In philosophy, the common definition of knowledge is that knowledge is a 'Justified True Belief'. As long as these three conditions (J, T, and B) are met, you can claim to have knowledge. But in 1963 Edmund Gettier published what is now called the Gettier problem, which seems to show that J, T, and B are not enough. *
You work in the office with a great guy called Mr. Nogot. In the past he has explained network cards and nuclear physics to you, and kept you informed of the donut count in the staff room. He has not lied to you, and you feel justified in trusting his word.
Today Mr. Nogot informs you that he is the proud owner of a new Ford car. At lunch, you see him drive off in a Ford. And while digging through the papers on his desk you come across the ownership papers to a Ford.
Because of all this, you form a justified belief that Mr. Nogot does indeed own a Ford. Because of this, you also form the belief that "someone in this office owns a Ford". (If you were asked who, you would say Mr. Nogot. But if simply asked if someone if your office owned a Ford, the answer would be yes).
But it turns out that Mr. Nogot was only fooling you... It's not his Ford he was driving, and those papers were forged. So you can no longer claim that you knew** that Mr. Nogot owned a Ford (Because it wasn't a justified true belief).
The next day you see your co-worker Mr. Havit in the parking lot, where he is parking his Ford. He, five reliable witnesses, and the parking attendant explain that he has had this Ford for the past year. You are convinced. You now have a justified true belief that Mr. Havit owns a Ford. And, therefore, that "someone in your office owns a Ford".
So... Did you know before this that someone in your office owned a Ford? You did have a justified true belief that someone did. It was justified for Mr. Nogot, and true for Mr. Havit, but it was clearly both justified and true. It just so happens that you were just basing that belief on false evidence.

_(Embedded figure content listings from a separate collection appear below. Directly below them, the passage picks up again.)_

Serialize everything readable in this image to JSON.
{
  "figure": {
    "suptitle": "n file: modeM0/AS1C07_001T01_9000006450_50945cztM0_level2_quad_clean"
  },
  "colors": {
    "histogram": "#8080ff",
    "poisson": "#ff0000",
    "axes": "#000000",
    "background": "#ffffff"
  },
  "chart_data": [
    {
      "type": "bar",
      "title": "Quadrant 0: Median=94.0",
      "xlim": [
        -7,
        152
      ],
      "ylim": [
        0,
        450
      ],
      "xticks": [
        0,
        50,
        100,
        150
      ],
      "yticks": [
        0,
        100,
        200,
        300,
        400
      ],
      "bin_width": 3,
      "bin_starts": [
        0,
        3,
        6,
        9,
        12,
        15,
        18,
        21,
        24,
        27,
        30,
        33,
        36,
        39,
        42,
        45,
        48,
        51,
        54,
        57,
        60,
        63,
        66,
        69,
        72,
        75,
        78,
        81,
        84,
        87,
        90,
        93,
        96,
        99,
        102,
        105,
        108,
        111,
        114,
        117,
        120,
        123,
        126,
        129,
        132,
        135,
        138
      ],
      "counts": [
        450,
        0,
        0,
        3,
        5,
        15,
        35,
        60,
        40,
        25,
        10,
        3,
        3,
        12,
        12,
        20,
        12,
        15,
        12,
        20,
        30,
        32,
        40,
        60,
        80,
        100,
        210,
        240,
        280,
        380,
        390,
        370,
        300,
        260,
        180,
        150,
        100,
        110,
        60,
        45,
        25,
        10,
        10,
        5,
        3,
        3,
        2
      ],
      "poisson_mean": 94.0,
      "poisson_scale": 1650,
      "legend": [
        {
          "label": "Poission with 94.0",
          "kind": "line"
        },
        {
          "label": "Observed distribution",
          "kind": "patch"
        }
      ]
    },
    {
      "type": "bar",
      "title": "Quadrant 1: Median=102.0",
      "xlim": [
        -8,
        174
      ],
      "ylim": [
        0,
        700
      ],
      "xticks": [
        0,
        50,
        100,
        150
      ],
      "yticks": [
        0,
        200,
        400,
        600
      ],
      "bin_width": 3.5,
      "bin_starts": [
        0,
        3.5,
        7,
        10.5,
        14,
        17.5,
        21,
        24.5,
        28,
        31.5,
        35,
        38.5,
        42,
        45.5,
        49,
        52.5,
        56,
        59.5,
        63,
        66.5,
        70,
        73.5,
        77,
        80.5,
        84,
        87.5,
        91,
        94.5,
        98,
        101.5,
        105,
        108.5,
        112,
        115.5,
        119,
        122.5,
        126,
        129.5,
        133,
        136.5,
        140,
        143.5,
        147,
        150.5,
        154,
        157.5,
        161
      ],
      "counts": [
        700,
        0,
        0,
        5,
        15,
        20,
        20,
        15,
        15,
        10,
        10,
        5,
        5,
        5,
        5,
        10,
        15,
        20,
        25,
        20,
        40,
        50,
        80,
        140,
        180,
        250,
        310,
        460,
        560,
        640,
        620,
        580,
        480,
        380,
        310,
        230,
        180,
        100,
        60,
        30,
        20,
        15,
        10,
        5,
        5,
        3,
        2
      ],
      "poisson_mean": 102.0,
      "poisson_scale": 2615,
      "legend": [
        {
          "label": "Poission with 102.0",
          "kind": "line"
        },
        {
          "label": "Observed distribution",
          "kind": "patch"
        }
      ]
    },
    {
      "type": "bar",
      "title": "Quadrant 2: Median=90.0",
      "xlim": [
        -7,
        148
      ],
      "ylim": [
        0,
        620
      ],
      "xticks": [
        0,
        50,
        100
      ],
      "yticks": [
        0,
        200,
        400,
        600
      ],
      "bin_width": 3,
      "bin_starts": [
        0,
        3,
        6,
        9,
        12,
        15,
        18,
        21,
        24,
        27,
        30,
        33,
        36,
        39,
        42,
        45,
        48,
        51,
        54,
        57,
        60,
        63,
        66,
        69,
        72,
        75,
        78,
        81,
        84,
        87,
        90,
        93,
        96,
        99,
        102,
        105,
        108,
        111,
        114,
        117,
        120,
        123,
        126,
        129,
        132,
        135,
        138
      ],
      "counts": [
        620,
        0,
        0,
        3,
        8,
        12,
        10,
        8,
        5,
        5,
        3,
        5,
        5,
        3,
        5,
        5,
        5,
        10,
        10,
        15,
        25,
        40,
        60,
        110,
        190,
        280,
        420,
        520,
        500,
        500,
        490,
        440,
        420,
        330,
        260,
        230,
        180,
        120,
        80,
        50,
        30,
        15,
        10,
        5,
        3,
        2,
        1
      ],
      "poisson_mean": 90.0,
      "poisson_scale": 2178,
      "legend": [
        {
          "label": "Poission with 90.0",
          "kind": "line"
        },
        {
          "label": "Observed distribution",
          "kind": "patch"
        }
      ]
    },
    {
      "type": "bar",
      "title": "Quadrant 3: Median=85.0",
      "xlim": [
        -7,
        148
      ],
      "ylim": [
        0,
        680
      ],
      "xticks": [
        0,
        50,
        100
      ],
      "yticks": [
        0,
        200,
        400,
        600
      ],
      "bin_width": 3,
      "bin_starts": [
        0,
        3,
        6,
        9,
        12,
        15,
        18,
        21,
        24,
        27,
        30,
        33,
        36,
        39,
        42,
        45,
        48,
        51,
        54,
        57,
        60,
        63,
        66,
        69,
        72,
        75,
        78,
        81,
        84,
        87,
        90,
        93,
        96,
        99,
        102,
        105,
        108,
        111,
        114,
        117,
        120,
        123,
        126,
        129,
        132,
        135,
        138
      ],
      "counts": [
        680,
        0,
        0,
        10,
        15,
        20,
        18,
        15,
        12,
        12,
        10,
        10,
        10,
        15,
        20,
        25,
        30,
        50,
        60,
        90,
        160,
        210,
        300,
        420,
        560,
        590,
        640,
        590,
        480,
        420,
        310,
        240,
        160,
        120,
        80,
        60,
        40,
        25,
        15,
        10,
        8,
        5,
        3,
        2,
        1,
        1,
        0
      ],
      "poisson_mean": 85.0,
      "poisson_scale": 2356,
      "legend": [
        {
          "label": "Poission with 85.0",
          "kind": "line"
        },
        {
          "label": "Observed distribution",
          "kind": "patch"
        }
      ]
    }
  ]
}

So is justified true belief enough for knowledge? Even when it's based on false Ford ownership? And if it isn't enough for knowledge, what is required?
* This is not the original Gettier problem. I'm not exactly sure what form that took, but I think it involved Mr. Nogot and a Ferrari.
** You didn't have a justified true belief, and if you didn't have a JTB, you didn't 'know'--that is, at that point you didn't have knowledge. A possible problem here is that not all people have the same definition of 'knowledge', and that not all people use the word 'know' as only identifying an instance of 'knowledge'. In this case we have defined knowledge as a JTB, and we are using 'know' and 'knew' as forms of JTB.